The Supreme Court is expected to weigh in on executive bonuses, possibly resulting in stronger restrictions on excessive pay practices.

Judge Richard A. Posner, a federal appeals court judge, has refuted executive compensation since last summer. He wrote: “Executive compensation in large publicly traded firms often is excessive, because of the feeble incentives of boards of directors to police compensation,” reports the New York Times. The Supreme Court will hear the case this fall, as public scrutiny grows regarding excessive bonuses paid out to corporate executives. The case, Jones v.

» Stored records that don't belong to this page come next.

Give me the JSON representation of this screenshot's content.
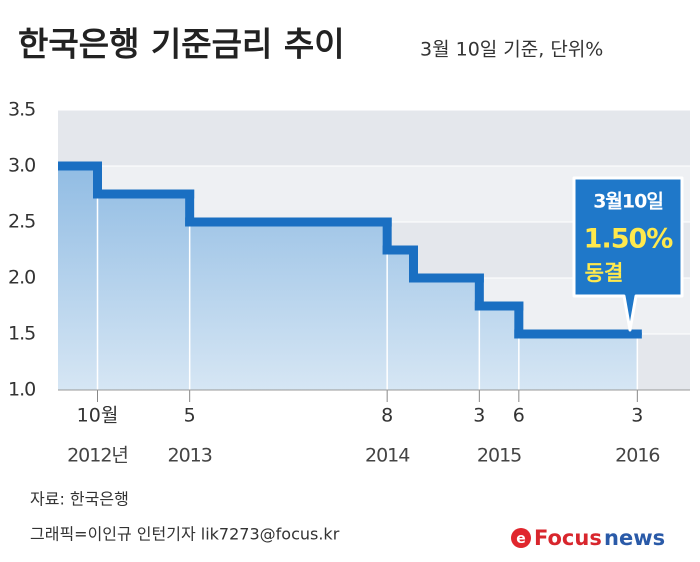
{
  "chart_data": {
    "type": "step",
    "title": "한국은행 기준금리 추이",
    "subtitle": "3월 10일 기준, 단위%",
    "x": [
      "2012-07",
      "2012-10",
      "2013-05",
      "2014-08",
      "2014-10",
      "2015-03",
      "2015-06",
      "2016-03"
    ],
    "values": [
      3,
      2.75,
      2.5,
      2.25,
      2,
      1.75,
      1.5,
      1.5
    ],
    "xtick_labels": [
      null,
      "10월",
      "5",
      "8",
      null,
      "3",
      "6",
      "3"
    ],
    "xtick_years": [
      null,
      "2012년",
      "2013",
      "2014",
      null,
      "2015",
      null,
      "2016"
    ],
    "xlim": [
      "2012-07",
      "2016-07"
    ],
    "ylim": [
      1,
      3.5
    ],
    "yticks": [
      {
        "value": 1,
        "label": "1.0"
      },
      1.5,
      {
        "value": 2,
        "label": "2.0"
      },
      2.5,
      {
        "value": 3,
        "label": "3.0"
      },
      3.5
    ],
    "color": "#1a6fc2",
    "annotation": {
      "date": "3월10일",
      "value": "1.50%",
      "text": "동결"
    },
    "source": "자료: 한국은행",
    "credit": "그래픽=이인규 인턴기자 lik7273@focus.kr",
    "logo": [
      "Focus",
      "news"
    ]
  }
}
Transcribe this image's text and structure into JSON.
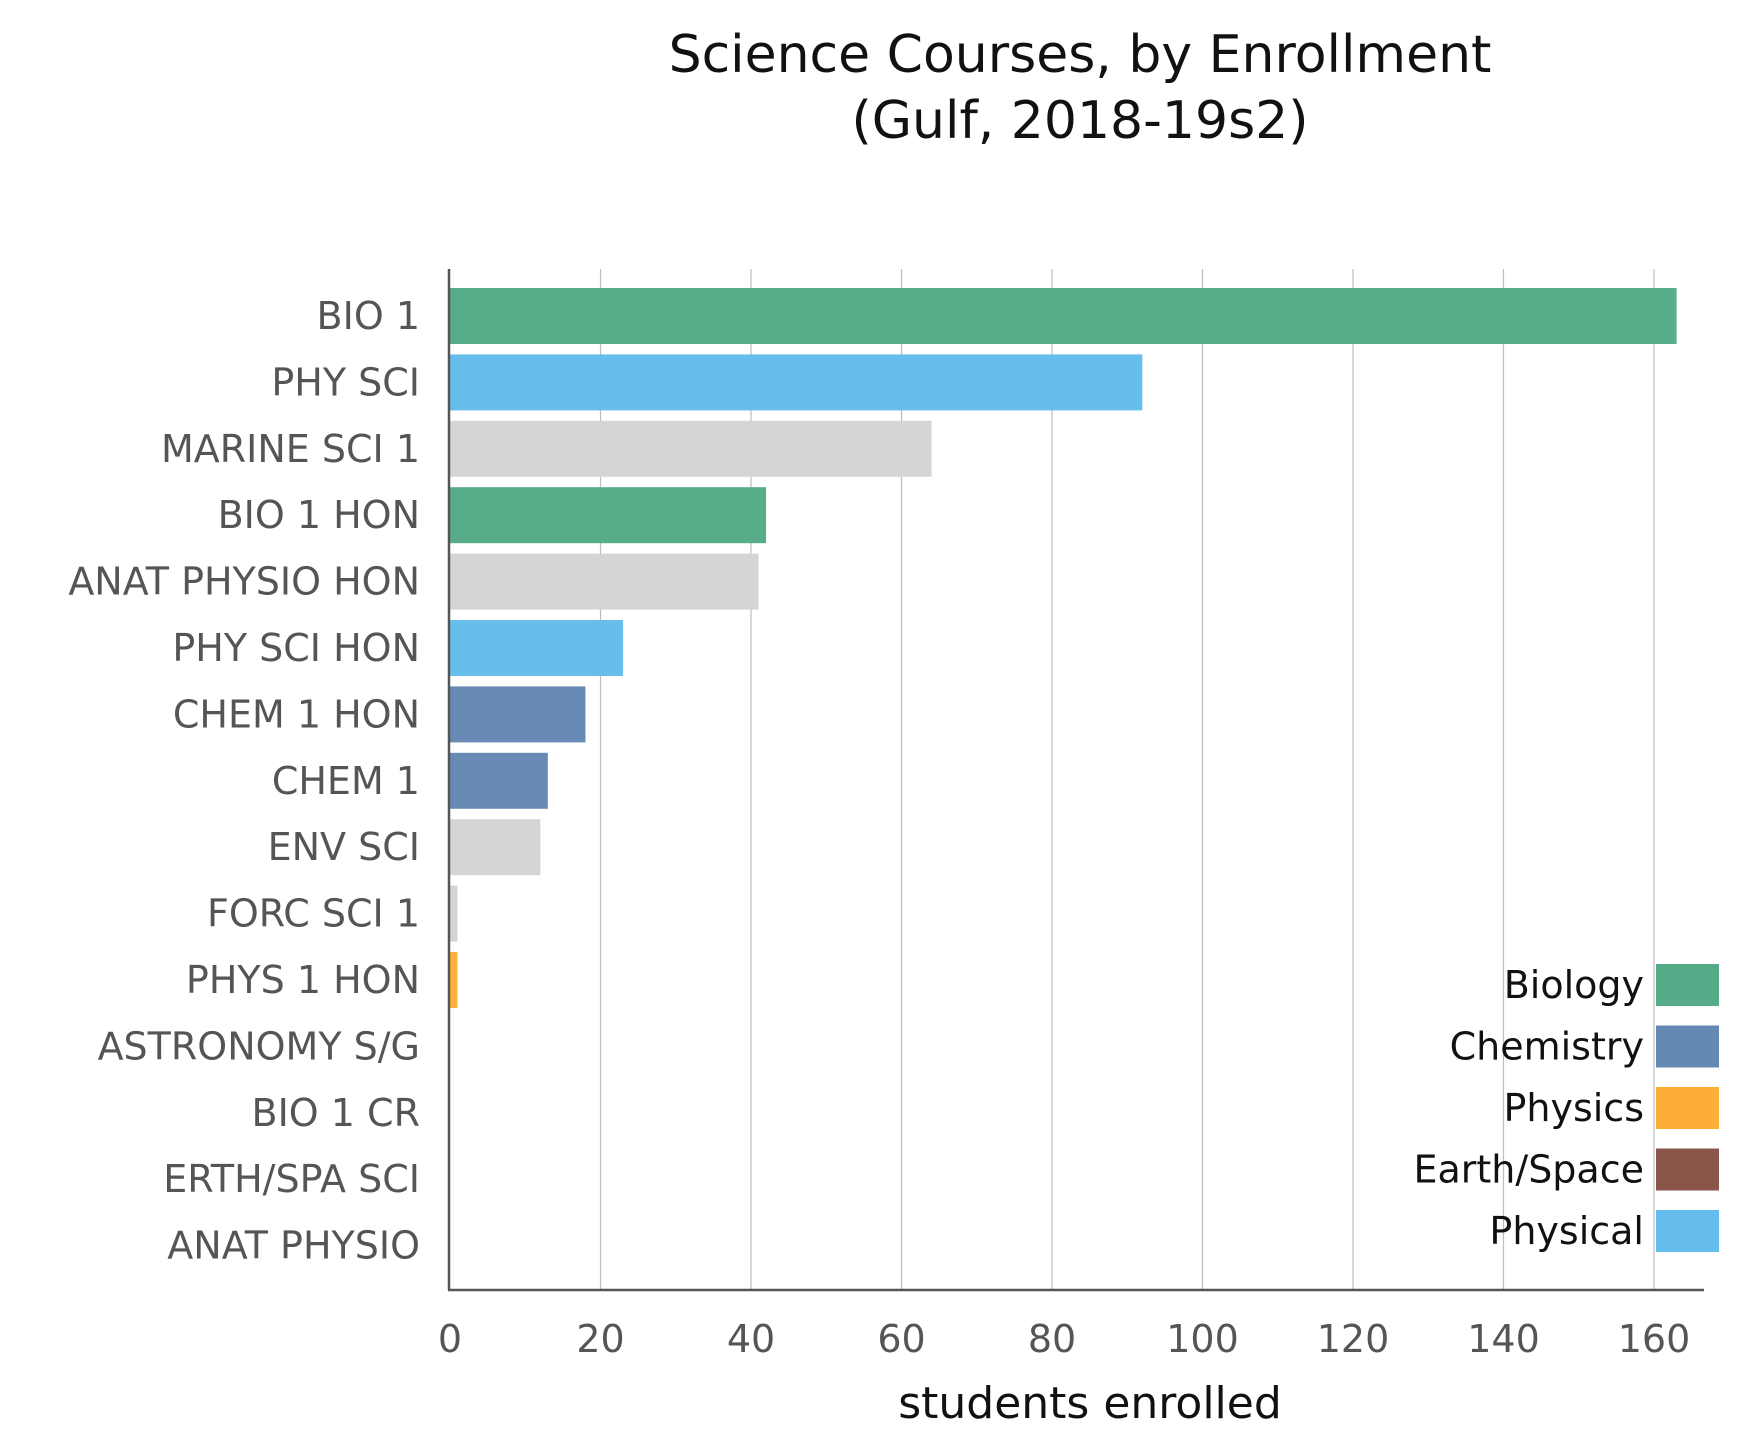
{
  "chart_data": {
    "type": "bar",
    "orientation": "horizontal",
    "title": [
      "Science Courses, by Enrollment",
      "(Gulf, 2018-19s2)"
    ],
    "xlabel": "students enrolled",
    "ylabel": "",
    "xlim": [
      0,
      170
    ],
    "xticks": [
      0,
      20,
      40,
      60,
      80,
      100,
      120,
      140,
      160
    ],
    "grid": "vertical",
    "legend_position": "bottom-right",
    "categories": [
      "BIO 1",
      "PHY SCI",
      "MARINE SCI 1",
      "BIO 1 HON",
      "ANAT PHYSIO HON",
      "PHY SCI HON",
      "CHEM 1 HON",
      "CHEM 1",
      "ENV SCI",
      "FORC SCI 1",
      "PHYS 1 HON",
      "ASTRONOMY S/G",
      "BIO 1 CR",
      "ERTH/SPA SCI",
      "ANAT PHYSIO"
    ],
    "values": [
      163,
      92,
      64,
      42,
      41,
      23,
      18,
      13,
      12,
      1,
      1,
      0,
      0,
      0,
      0
    ],
    "bar_groups": [
      "Biology",
      "Physical",
      "Other",
      "Biology",
      "Other",
      "Physical",
      "Chemistry",
      "Chemistry",
      "Other",
      "Other",
      "Physics",
      "Earth/Space",
      "Biology",
      "Earth/Space",
      "Other"
    ],
    "legend": [
      {
        "name": "Biology",
        "color": "#55ab87"
      },
      {
        "name": "Chemistry",
        "color": "#6589b5"
      },
      {
        "name": "Physics",
        "color": "#fdae38"
      },
      {
        "name": "Earth/Space",
        "color": "#8b5649"
      },
      {
        "name": "Physical",
        "color": "#64bdec"
      }
    ],
    "other_color": "#d4d4d4"
  }
}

Harris Associates, may be the first step for the court’s approach to limiting excessive payouts. Enormous fees mutual funds paid to investment advisers ignited the backlash by the courts. The three-judge panel in the United States Court of Appeals for the Seventh Circuit, in Chicago, threw out the lawsuit brought by the investors in three Oakmark mutual funds who said the funds have overpaid their investment adviser, Harris Associates. Back in 2003, Warren Buffett wrote in a letter to shareholders: “Year after year, at literally thousands of funds, directors had routinely rehired the incumbent management company, however pathetic its performance had been. Just as routinely, the directors had mindlessly approved fees that in many cases far exceeded those that could have been negotiated.”